All of our games offer the functionality to pause or quit the game at any time and where we offer challenges or competitions we limit playtime towards those by allowing teachers to specify how much play can count towards them, but again do not display personal data within those areas where competitions are included.

6. Policies and community standards

We adhere to the Terms of Service agreed with Customers (Schools or Parents) upon their subscription. Our Privacy Policy and other processes relating to data processing are all compliant with GDPR, Data Protection Act and are aligned to information security standards such as ISO 27001.

Our Terms of Service set out the way our Services should be used and we do not offer any ‘community areas’ where individuals can interact with one another in an online space.

7. Default settings

Our default settings for the application (Phonic Zoom) involve a child’s name being shown to their classmates but masked when shared in overall leader boards and not being visible anywhere else in the app. Their name in the leader boards can be changed by a school or parent should they wish. The child’s name is also made visible in statistical reporting that we make available for teachers and parents to gauge progress.

There are no other privacy settings because we do nothing else with their personal data within the application.

8. Data minimisation

The data we collect only ever covers a child’s first name, surname and class group, but even these can be masked or anonymised should the school, parent or child wish.

9. Data sharing

We don’t sell or share any data (including children’s data) unless for a legitimate, pre-authorised purpose or if we are compelled by law.

10. Geolocation

We do not undertake any geolocation on children, school or parent accounts.

11. Parental controls

Parents only have control of their children’s logins (username and password). Any other parental control we would expect to take place on-device instead of within-app.

12. Profiling

We undertake no profiling or tracking of individual personal activity within our apps. If children are recommended games or content this is done by their teacher or parent, with the teacher or parent setting the child’s educational level in their own administration panels. All of this is to deliver additional support to the child in terms of their education and learning.

13. Nudge techniques

We use no such techniques within our apps. We believe that any decision made by a child should be made without being pushed towards it. All buttons and options are set at a standard size so a child has full choice over how they use the apps.

14. Connected toys and devices

None of our apps feature on or around connected toys or devices.
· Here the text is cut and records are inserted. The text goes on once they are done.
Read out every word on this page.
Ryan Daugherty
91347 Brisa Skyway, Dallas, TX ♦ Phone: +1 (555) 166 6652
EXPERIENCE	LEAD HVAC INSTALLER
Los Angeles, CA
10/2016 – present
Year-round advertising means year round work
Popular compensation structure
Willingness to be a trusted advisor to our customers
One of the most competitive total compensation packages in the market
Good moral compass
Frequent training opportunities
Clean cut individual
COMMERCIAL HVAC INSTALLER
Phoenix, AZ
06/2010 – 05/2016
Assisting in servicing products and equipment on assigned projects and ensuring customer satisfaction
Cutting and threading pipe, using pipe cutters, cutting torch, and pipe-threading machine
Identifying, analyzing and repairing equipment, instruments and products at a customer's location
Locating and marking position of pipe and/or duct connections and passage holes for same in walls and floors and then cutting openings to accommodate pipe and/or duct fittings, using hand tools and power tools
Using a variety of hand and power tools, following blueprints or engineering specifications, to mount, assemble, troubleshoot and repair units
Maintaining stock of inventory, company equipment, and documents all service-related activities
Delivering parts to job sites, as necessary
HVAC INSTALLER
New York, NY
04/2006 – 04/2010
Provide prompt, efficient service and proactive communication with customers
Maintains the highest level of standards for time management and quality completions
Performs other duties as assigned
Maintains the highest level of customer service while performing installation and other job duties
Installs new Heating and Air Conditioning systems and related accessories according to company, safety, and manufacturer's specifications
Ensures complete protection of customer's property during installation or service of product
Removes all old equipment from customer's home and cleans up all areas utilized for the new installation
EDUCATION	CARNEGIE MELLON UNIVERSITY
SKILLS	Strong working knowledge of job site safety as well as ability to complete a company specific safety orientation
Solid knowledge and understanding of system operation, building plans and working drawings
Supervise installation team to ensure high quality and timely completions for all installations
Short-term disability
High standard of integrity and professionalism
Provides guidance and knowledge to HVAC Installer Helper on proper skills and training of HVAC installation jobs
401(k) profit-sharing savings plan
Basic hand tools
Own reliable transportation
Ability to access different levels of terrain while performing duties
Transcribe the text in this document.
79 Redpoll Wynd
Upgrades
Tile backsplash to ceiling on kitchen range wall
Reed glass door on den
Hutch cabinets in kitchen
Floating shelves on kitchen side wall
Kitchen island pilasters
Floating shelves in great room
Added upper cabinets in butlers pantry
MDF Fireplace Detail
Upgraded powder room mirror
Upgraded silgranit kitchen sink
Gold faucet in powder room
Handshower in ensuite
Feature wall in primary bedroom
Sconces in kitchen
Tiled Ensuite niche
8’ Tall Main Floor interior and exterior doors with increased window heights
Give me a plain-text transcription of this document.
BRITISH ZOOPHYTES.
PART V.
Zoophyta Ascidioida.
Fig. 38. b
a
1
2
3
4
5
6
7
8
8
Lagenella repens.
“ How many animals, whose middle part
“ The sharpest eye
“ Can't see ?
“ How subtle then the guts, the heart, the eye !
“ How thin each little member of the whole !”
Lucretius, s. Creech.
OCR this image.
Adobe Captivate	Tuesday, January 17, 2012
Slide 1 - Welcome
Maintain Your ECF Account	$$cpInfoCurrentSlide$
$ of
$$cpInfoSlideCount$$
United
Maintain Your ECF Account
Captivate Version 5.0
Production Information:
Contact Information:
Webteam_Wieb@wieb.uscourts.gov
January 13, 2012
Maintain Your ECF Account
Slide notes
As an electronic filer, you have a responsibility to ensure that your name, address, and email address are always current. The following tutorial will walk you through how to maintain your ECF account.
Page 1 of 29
The only microphone functionality our application offers is with the administration panels for schools and parents where they are able to upload voice recordings of words that we do not have in our own databases.

15. Online tools

Our online version of the application features links to our privacy policies and other documentation such as our DPIA, children’s code responses and a child-friendly version of our privacy policy in language they can understand.

The child friendly version of our privacy policy outlines our promises regarding articles 15 to 22 from the GDPR documentation.